Esenler Belediyesi Kültür İşleri Müdürlüğü'nün düzenlediği “Fikir Atölyesi” programı Dr. Kadir Topbaş Kültür Sanat Merkezi'nde gerçekleşti. Gazeteci Yusuf Kaplan programda, sabiteler ve değişkenler üzerine bir seminer verdi.
KELİMELER KAVRAMA DÖNÜŞMELİ
Sabiteler ve değişkenler arasındaki ilişkinin ve bu kavramlarının zihin açacak kavramlar olması sebebiyle oldukça önemli olduklarını aktaran Yusuf Kaplan, "İnsanların tarihini okumamız açısından ve şu an yaşadığımız süreci küresel ölçekte okumamız açısından sabiteler ve değişkenler önemli birer kavramsal araçtır. Bizde değerler yoktur, sabiteler vardır. Bu kavram bize ait değildir. 'Değer' kelimesi Türkçe bir kelimedir ama kavram olarak bize ait değildir. Tıpkı medeniyet kelimesi gibi değer kelimesi de bize ait olan bir kavram değildir. Medeniyet kelimesinin içeriği, bu kelimeden anlaşılan ve medeniyet kelimesine yüklenen anlam modern Batı uygarlığına aittir. Dolayısıyla medeniyet kelimesi bize ait değildir. İşte bu zihinsel köleliktir. Kelimelerin kavramlara dönüşmesi lazım, kelimeler size ait kavramlara dönüşmezse o ruha dönüşemez. Çünkü bir dünya kuracaksanız kendi kavramlarınızla kurmanız gerekir.

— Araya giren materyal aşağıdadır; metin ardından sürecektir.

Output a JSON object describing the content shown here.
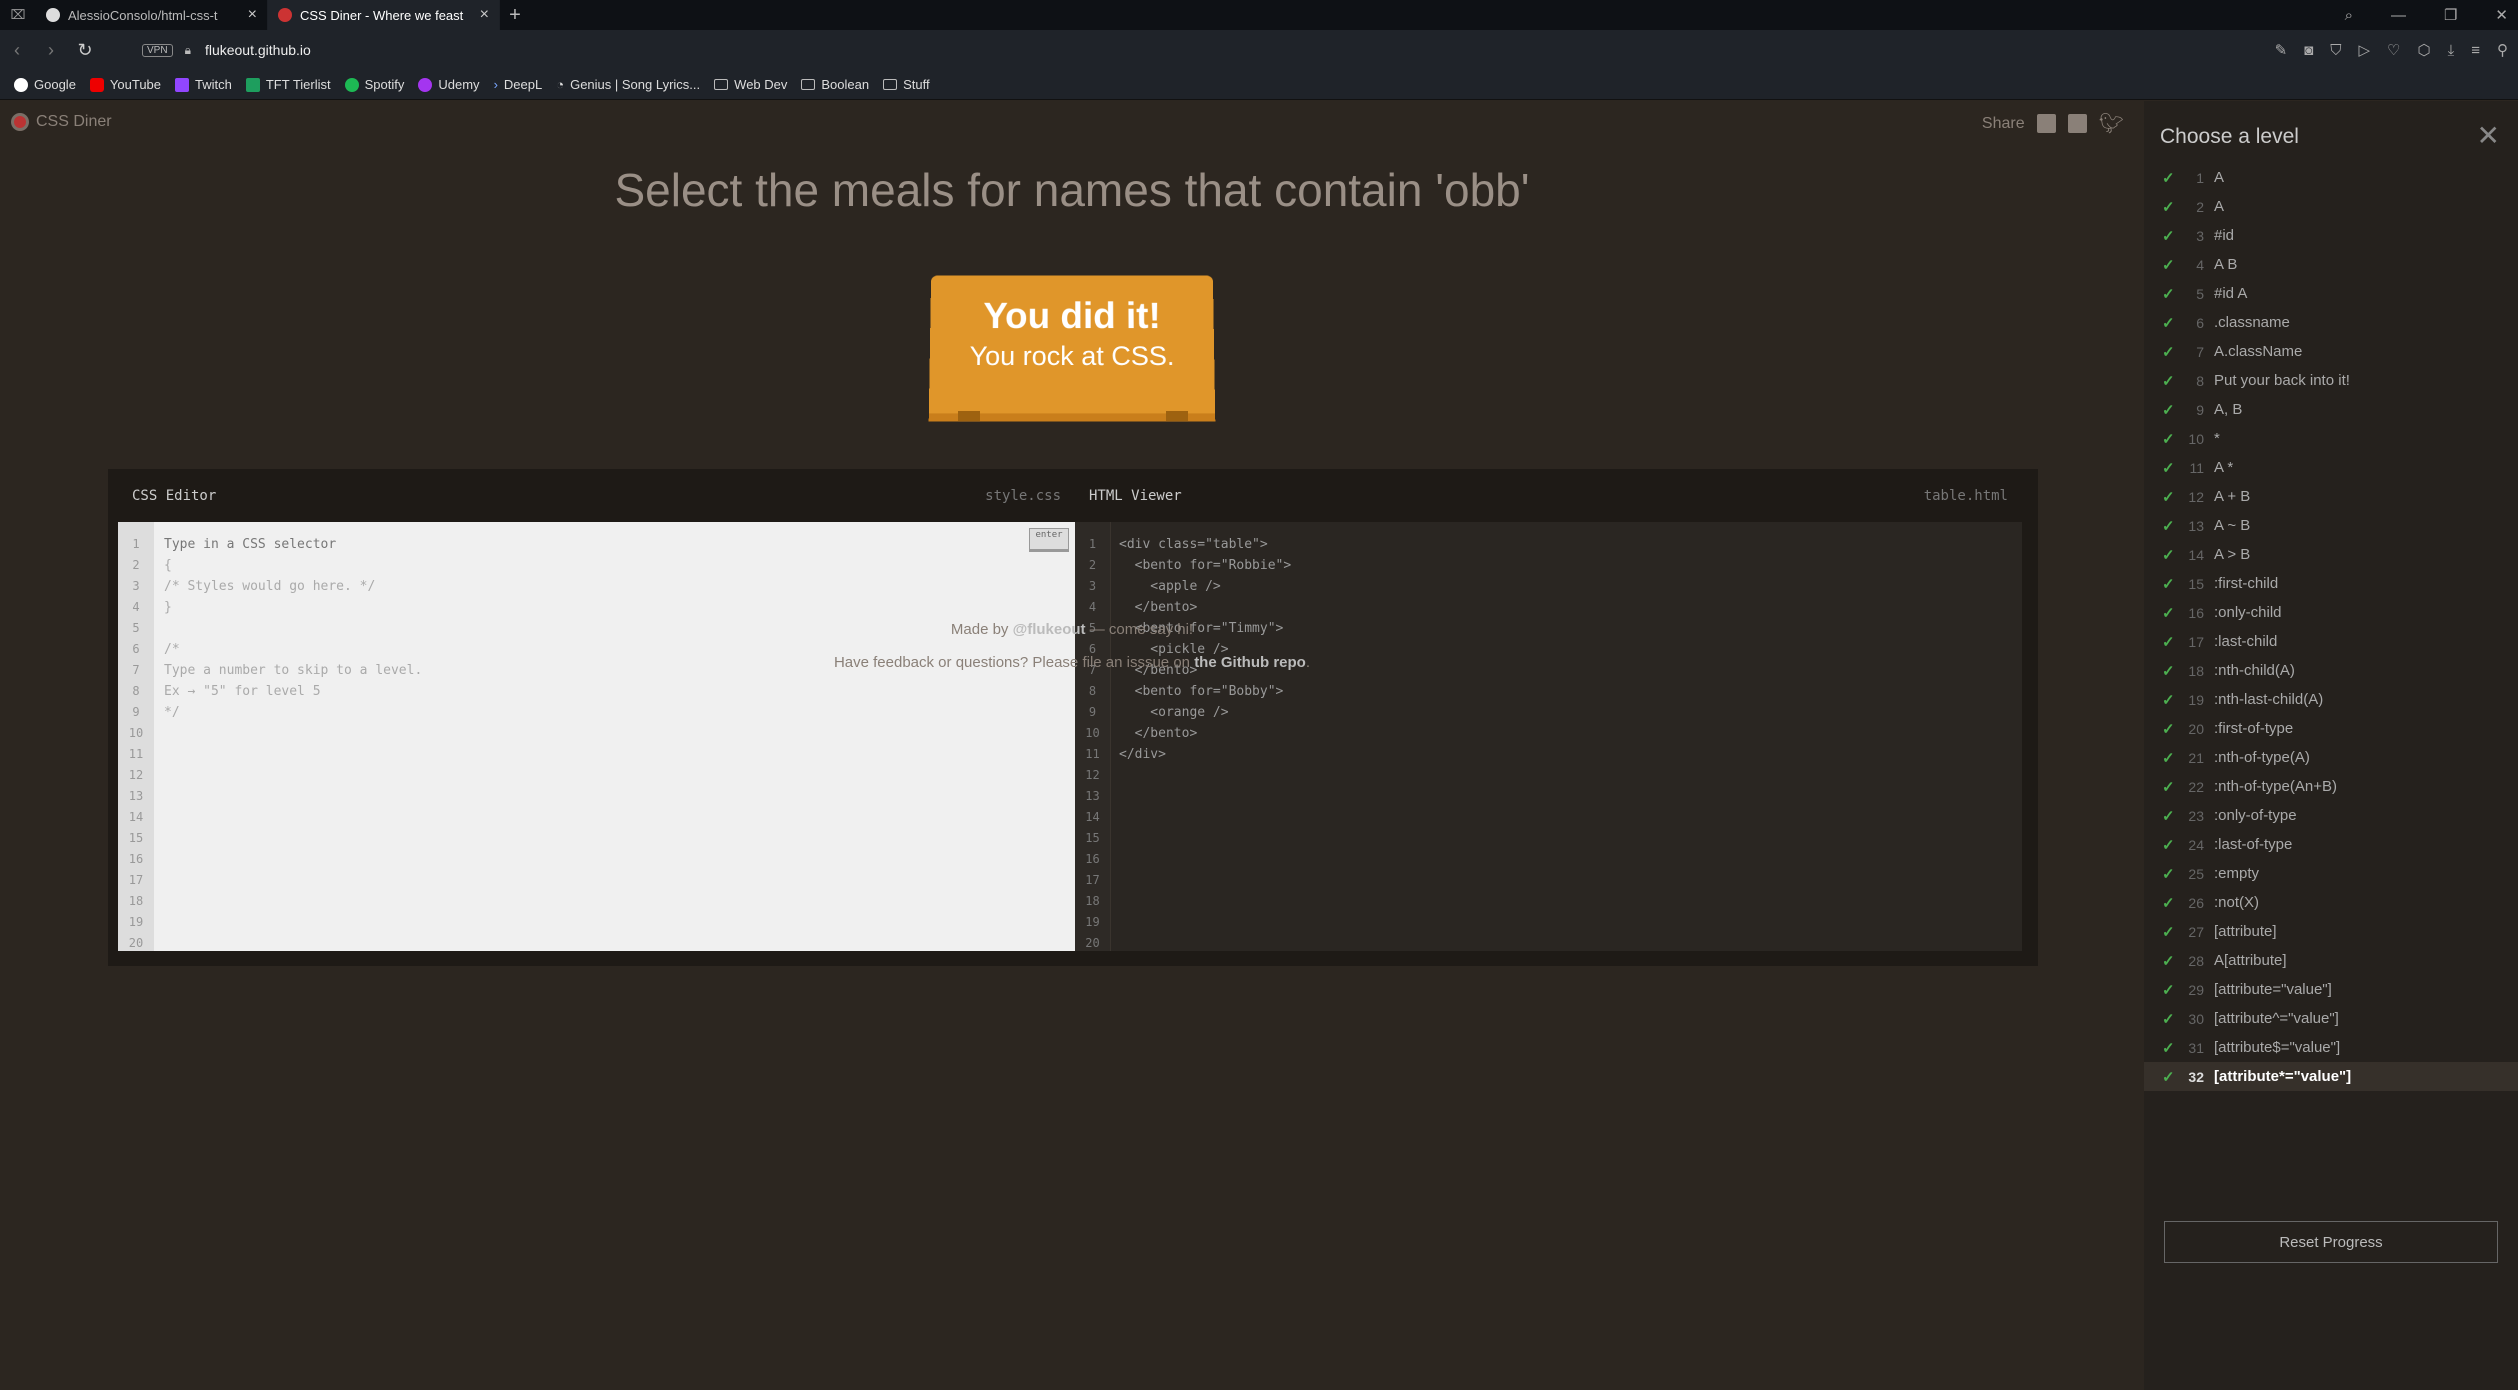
{
  "browser": {
    "tabs": [
      {
        "title": "AlessioConsolo/html-css-t",
        "active": false
      },
      {
        "title": "CSS Diner - Where we feast",
        "active": true
      }
    ],
    "url": "flukeout.github.io",
    "vpn_label": "VPN",
    "bookmarks": [
      "Google",
      "YouTube",
      "Twitch",
      "TFT Tierlist",
      "Spotify",
      "Udemy",
      "DeepL",
      "Genius | Song Lyrics...",
      "Web Dev",
      "Boolean",
      "Stuff"
    ]
  },
  "app": {
    "logo_text": "CSS Diner",
    "share_label": "Share",
    "order_text": "Select the meals for names that contain 'obb'",
    "win_line1": "You did it!",
    "win_line2": "You rock at CSS."
  },
  "editor": {
    "css_title": "CSS Editor",
    "css_file": "style.css",
    "html_title": "HTML Viewer",
    "html_file": "table.html",
    "enter_label": "enter",
    "line_numbers": [
      "1",
      "2",
      "3",
      "4",
      "5",
      "6",
      "7",
      "8",
      "9",
      "10",
      "11",
      "12",
      "13",
      "14",
      "15",
      "16",
      "17",
      "18",
      "19",
      "20"
    ],
    "css_lines": [
      "Type in a CSS selector",
      "{",
      "/* Styles would go here. */",
      "}",
      "",
      "/*",
      "Type a number to skip to a level.",
      "Ex → \"5\" for level 5",
      "*/"
    ],
    "html_lines": [
      "<div class=\"table\">",
      "  <bento for=\"Robbie\">",
      "    <apple />",
      "  </bento>",
      "  <bento for=\"Timmy\">",
      "    <pickle />",
      "  </bento>",
      "  <bento for=\"Bobby\">",
      "    <orange />",
      "  </bento>",
      "</div>"
    ]
  },
  "footer": {
    "made_by_prefix": "Made by ",
    "made_by_link": "@flukeout",
    "made_by_suffix": " — come say hi!",
    "feedback_prefix": "Have feedback or questions? Please file an isssue on ",
    "feedback_link": "the Github repo",
    "feedback_suffix": "."
  },
  "sidebar": {
    "title": "Choose a level",
    "reset_label": "Reset Progress",
    "current_level": 32,
    "levels": [
      {
        "num": "1",
        "label": "A",
        "done": true
      },
      {
        "num": "2",
        "label": "A",
        "done": true
      },
      {
        "num": "3",
        "label": "#id",
        "done": true
      },
      {
        "num": "4",
        "label": "A B",
        "done": true
      },
      {
        "num": "5",
        "label": "#id A",
        "done": true
      },
      {
        "num": "6",
        "label": ".classname",
        "done": true
      },
      {
        "num": "7",
        "label": "A.className",
        "done": true
      },
      {
        "num": "8",
        "label": "Put your back into it!",
        "done": true
      },
      {
        "num": "9",
        "label": "A, B",
        "done": true
      },
      {
        "num": "10",
        "label": "*",
        "done": true
      },
      {
        "num": "11",
        "label": "A *",
        "done": true
      },
      {
        "num": "12",
        "label": "A + B",
        "done": true
      },
      {
        "num": "13",
        "label": "A ~ B",
        "done": true
      },
      {
        "num": "14",
        "label": "A > B",
        "done": true
      },
      {
        "num": "15",
        "label": ":first-child",
        "done": true
      },
      {
        "num": "16",
        "label": ":only-child",
        "done": true
      },
      {
        "num": "17",
        "label": ":last-child",
        "done": true
      },
      {
        "num": "18",
        "label": ":nth-child(A)",
        "done": true
      },
      {
        "num": "19",
        "label": ":nth-last-child(A)",
        "done": true
      },
      {
        "num": "20",
        "label": ":first-of-type",
        "done": true
      },
      {
        "num": "21",
        "label": ":nth-of-type(A)",
        "done": true
      },
      {
        "num": "22",
        "label": ":nth-of-type(An+B)",
        "done": true
      },
      {
        "num": "23",
        "label": ":only-of-type",
        "done": true
      },
      {
        "num": "24",
        "label": ":last-of-type",
        "done": true
      },
      {
        "num": "25",
        "label": ":empty",
        "done": true
      },
      {
        "num": "26",
        "label": ":not(X)",
        "done": true
      },
      {
        "num": "27",
        "label": "[attribute]",
        "done": true
      },
      {
        "num": "28",
        "label": "A[attribute]",
        "done": true
      },
      {
        "num": "29",
        "label": "[attribute=\"value\"]",
        "done": true
      },
      {
        "num": "30",
        "label": "[attribute^=\"value\"]",
        "done": true
      },
      {
        "num": "31",
        "label": "[attribute$=\"value\"]",
        "done": true
      },
      {
        "num": "32",
        "label": "[attribute*=\"value\"]",
        "done": true
      }
    ]
  },
  "colors": {
    "accent": "#e0962a",
    "check": "#4caf50",
    "background": "#2c2620"
  }
}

Başkalarının kavramlarıyla kendi dünyanızı kuramazsınız, dünyanızdaki o ruhu inşa edemezsiniz" diye konuştu.
ÖZÜNÜ YİTİREN VİCDANINI YİTİRİR
İnsanın özünü ve fıtratını yitirmemesi gerektiğini belirten Kaplan, "Eğer bir kişi özünü ve fıtratını yitirirse, tabîliğini de yitirmiş olur. Bir şey tabiatını koruyorsa kendine özgü özelliklerini koruyor demektir. Tabiliğini yitiren gayri tabileşen insan, insanlığını da yitirmeye başlar. Eğer bunları yitirirse insan vicdansızlaşır. Batı’da iki sistemle ayakta duruyor insan; ekonomik sistem ve hukuk sistemi. Bu iki sistem de Batı’da oldukça güçlüdür. Hukukun hiç gelişmediği ilkel bir yerde de, hukukun çok aşırı geliştiği bir yerde de insan yoktur. Hukukun çok geliştiği yerde bir sistem vardır, her şey düzgündür ve o sistem dahilinde ilerler. Dolayısıyla her iki yerde de insanın varlığından, insani olanın varlığından söz edilemez. Batı’da çok güçlü bir hukuk sistemi vardır ama bu sistem insandan önce gelir. Böylece içinde yaşadığımız çağda ve Batı’da insan sadece sistemi var etmek için hayattaymış gibi bir durum ortaya çıkar. Böylece tabiatından oldukça uzaklaşmış bir insanla karşı karşıya kalırız" şeklinde konuştu.